88% of NYC Restaurants Cannot Pay Full Rent, Storefront Vacancies Continue to Increase

By Yehudit Garmaise

  A whopping 88% of New York City restaurants could not pay their full rent last month, and 30% of the city’s eateries could not make their rent all, the NYC Hospitality Alliance reported in a survey released yesterday.

 Throughout the coronavirus pandemic, the NYC Hospitality Alliance has been conducting monthly surveys of the group’s 24,000 restaurants to determine whether they can pay their rent, and, unfortunately, the number of eateries that can survive has been dwindling.

   The industry group says that half of its 300,000 restaurant workers across the city remain out of work, a situation the group called “a cold reality.”

   As the restaurant industry struggles through the current and potentially greater restrictions should COVID positivity numbers continue to increase, Andrew Rigie, the NYC Hospitality Alliance’s executive director, said that restaurants need federal aid.

   “With many venues still closed, new restrictions further limiting the operating hours of those open, and cooler weather making outdoor dining less feasible, New York City’s hospitality industry simply cannot wait: The Restaurants Act and the Save Our Stages Act need to be immediately passed by the U.S. Senate and enacted by the president without delay,” Regie said in a statement.

   In addition, experts fear that a collapse of the city’s restaurant industry will add to the growing number of empty storefronts and further economic devastation.

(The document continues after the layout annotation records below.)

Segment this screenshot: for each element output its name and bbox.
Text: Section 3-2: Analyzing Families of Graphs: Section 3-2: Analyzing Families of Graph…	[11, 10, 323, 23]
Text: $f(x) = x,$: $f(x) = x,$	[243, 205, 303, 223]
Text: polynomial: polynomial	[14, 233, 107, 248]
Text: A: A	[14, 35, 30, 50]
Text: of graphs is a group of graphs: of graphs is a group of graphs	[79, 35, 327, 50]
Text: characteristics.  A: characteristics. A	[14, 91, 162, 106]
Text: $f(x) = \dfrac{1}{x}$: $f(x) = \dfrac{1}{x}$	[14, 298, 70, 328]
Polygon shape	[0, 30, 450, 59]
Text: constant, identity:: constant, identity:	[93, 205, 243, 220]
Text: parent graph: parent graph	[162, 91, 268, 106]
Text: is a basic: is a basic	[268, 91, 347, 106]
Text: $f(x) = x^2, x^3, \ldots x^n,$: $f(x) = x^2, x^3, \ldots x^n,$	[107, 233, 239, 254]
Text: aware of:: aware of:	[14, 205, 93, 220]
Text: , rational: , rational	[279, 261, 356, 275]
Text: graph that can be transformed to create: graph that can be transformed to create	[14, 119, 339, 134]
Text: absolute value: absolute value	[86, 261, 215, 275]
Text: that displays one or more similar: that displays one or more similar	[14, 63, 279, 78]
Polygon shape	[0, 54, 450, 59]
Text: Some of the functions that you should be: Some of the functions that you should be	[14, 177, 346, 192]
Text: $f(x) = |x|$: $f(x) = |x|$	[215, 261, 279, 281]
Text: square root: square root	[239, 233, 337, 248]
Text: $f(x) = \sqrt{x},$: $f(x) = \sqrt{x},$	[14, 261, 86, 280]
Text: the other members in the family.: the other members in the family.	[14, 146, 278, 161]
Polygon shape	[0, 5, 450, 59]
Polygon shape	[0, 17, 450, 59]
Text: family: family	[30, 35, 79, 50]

   For instance, Kathryn Wylde, the president and CEO of the Partnership for New York City warned the financial institutions will fracture and an economic collapse similar to the one in 2008 is not far when small businesses cannot pay their rent, and then property owners cannot pay taxes.

   “This is not unique to New York City, the problem is the greatest here, but it’s across the whole country.”


  Patch.com reported that the pre-pandemic, 8% of the stores in Manhattan that were vacant, but a recent survey showed that that number had almost doubled in the recent past.